Kang Otong mampir di rumah Kabayan. Sodara jauh Kabayan itu selama ini tinggal di Ciamis jadi petani kelapa dan pengrajin minyak kelapa berikut produk turunannya; galendo yang harganya lebih menguntungkan ketimbang minyak atau bahkan buah kelapanya sendiri. Galendo Ciamis yang terkenal manis banyak dibuat sebagai oleh-oleh, baik dimakan langsung, dibuat bahan makanan kue, atau dipakai bumbu masakan. Kang Otong sendiri tak lupa membawa oleh-oleh khas itu saat berkunjung ke rumah Kabayan. Sayangnya dari empat gebleg galendo yang dibawa Kang Otong, tiga diantaranya langsung diangkut si Abah ke rumahnya…
Tapi Kang Otong membawa cerita lain yang lebih menarik ketimbang kisah galendo itu; yakni –lagi-lagi– pemekaran wilayah Kabupaten Ciamis, kabupaten paling selatan dan timur (tenggara) Jawa Barat itu. Setelah lima tahunan lalu Kota Banjar lepas menjadi wilayah otonom sendiri, sekarang giliran wilayah selatan Kabupaten Ciamis yang melepaskan diri –bahasa politiknya pemekaran, yakni Kabupaten Pangandaran.

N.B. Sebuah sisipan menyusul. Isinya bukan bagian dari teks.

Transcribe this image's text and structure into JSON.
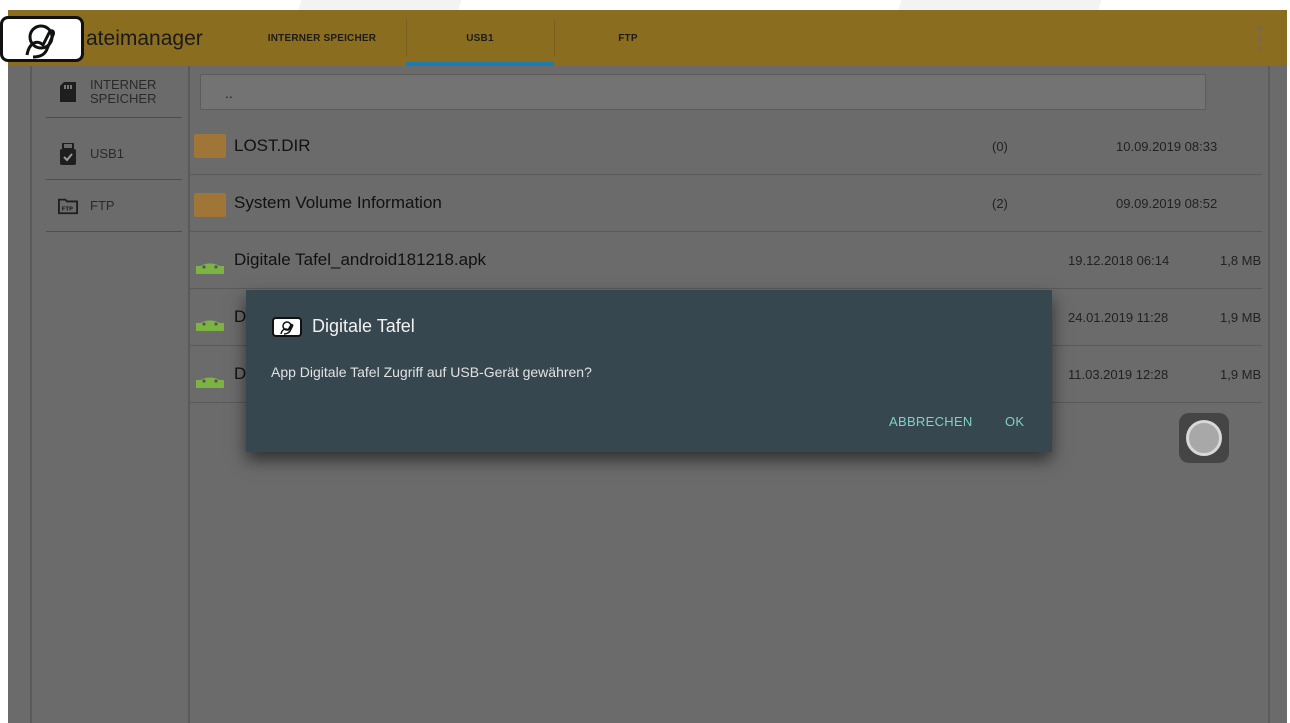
{
  "app": {
    "title": "ateimanager",
    "accent_color": "#8a6d1f",
    "tab_indicator_color": "#1e7bb0"
  },
  "tabs": [
    {
      "label": "INTERNER SPEICHER"
    },
    {
      "label": "USB1",
      "active": true
    },
    {
      "label": "FTP"
    }
  ],
  "sidebar": {
    "items": [
      {
        "label_line1": "INTERNER",
        "label_line2": "SPEICHER",
        "icon": "sd-card-icon"
      },
      {
        "label": "USB1",
        "icon": "usb-drive-icon"
      },
      {
        "label": "FTP",
        "icon": "ftp-icon"
      }
    ]
  },
  "files": {
    "up_label": "..",
    "rows": [
      {
        "name": "LOST.DIR",
        "count": "(0)",
        "date": "10.09.2019 08:33",
        "size": "",
        "type": "folder"
      },
      {
        "name": "System Volume Information",
        "count": "(2)",
        "date": "09.09.2019 08:52",
        "size": "",
        "type": "folder"
      },
      {
        "name": "Digitale Tafel_android181218.apk",
        "count": "",
        "date": "19.12.2018 06:14",
        "size": "1,8 MB",
        "type": "apk"
      },
      {
        "name": "D",
        "count": "",
        "date": "24.01.2019 11:28",
        "size": "1,9 MB",
        "type": "apk"
      },
      {
        "name": "D",
        "count": "",
        "date": "11.03.2019 12:28",
        "size": "1,9 MB",
        "type": "apk"
      }
    ]
  },
  "dialog": {
    "title": "Digitale Tafel",
    "message": "App Digitale Tafel Zugriff auf USB-Gerät gewähren?",
    "cancel_label": "ABBRECHEN",
    "ok_label": "OK",
    "bg_color": "#37474f",
    "button_color": "#7fd1c8"
  }
}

“Sekarang Pangandaran sudah gudbay… jadi kabupaten sendiri..” buka Kang Otong. Menurutnya, tanggal 25 Oktober besok, Undang-Undang pembentukan Kabupaten Pangandaran akan diresmikan bersama dengan beberapa daerah baru, yakni Provinsi Kalimantan Utara, Kabupaten Manokwari Selatan dan Kabupaten Pegunungan Arfak di Papua Barat, juga Kabupaten Pesisir Barat di Lampung. “Kalau Pangandaran lepas dari Ciamis, nggak tau apa yang bisa diandalkan dan dibanggakan lagi dari Ciamis. Dulu kita masih bisa bangga dengan Pantai Pangandaran dan juga pantai lain di sekitarnya, ditambah lagi dengan wisata Cukang Taneuh alias grin kenyon (green canyon) yang jadi primadona Ciamis…” sambung Kang Otong.

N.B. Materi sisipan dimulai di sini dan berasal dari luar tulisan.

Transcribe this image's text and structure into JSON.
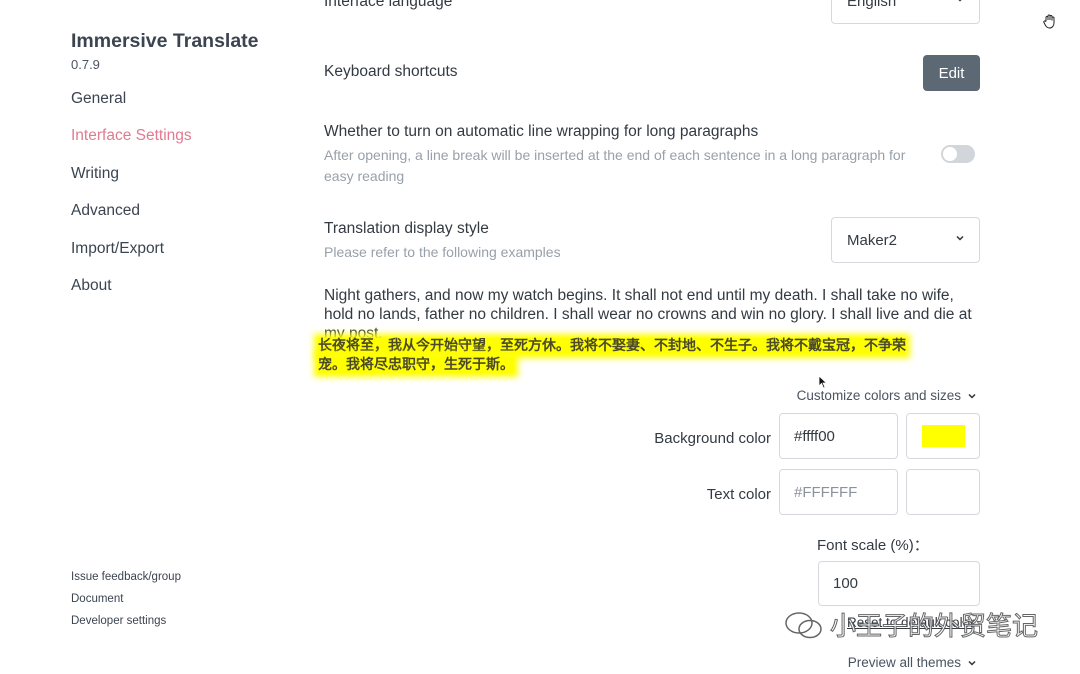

“Memangnya sudah resmi Kang? Daerah mana saja yang ikut Pangandaran?” tanya Kabayan. “Ya resmi, tinggal ketok palu. Wilayahnya ya bagian selatan Ciamis dulu, ada Kecamatan Pangandaran, Langkaplancar, Cigugur, Cimerak, Parigi, Cijulang, Mangunjaya, Kalipucang, Sidamulih, terus Padaherang…” jawab Kang Otong.

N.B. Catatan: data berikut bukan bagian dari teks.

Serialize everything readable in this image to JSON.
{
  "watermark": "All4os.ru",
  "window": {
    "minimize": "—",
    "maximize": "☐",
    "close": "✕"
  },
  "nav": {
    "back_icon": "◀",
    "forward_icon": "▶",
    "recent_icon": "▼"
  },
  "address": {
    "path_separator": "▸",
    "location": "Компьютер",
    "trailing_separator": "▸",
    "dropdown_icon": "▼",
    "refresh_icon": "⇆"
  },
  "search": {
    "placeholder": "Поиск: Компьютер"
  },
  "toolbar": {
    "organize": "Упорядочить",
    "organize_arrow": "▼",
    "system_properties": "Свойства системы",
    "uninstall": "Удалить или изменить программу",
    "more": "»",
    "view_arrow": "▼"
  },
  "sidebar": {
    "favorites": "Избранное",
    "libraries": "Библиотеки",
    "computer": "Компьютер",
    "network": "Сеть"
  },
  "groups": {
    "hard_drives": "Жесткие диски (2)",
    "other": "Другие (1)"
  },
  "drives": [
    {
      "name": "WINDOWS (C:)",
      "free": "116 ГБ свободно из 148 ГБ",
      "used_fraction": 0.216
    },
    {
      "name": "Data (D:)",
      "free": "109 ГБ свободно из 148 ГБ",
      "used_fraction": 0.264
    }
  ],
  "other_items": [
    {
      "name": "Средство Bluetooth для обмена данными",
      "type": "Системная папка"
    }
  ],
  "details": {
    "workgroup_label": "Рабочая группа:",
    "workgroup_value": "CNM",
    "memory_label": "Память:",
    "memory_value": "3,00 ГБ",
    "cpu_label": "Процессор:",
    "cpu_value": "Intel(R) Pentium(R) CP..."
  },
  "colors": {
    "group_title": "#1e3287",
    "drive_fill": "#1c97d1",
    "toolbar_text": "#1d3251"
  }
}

“Memangnya kenapa kalau Pangandaran jadi kabupaten sendiri? Bukannya bagus, supaya daerahnya berkembang?” tanya Kabayan lagi. “Ya bagi Pangandaran itu bagus, pembangunan di wilayahnya bakalan meningkat, apalagi selama ini, kata orang sana, pembangunan Ciamis bagian selatan kurang diperhatikan, padahal wilayah selatan itu menyumbang peade (PAD) yang besar, terutama dari pariwisata. Kalau mereka berdiri sendiri, mereka bisa jadi kabupaten yang maju dengan mengelola pariwisatanya yang selama ini jadi andalan Ciamis…” jawab Kang Otong.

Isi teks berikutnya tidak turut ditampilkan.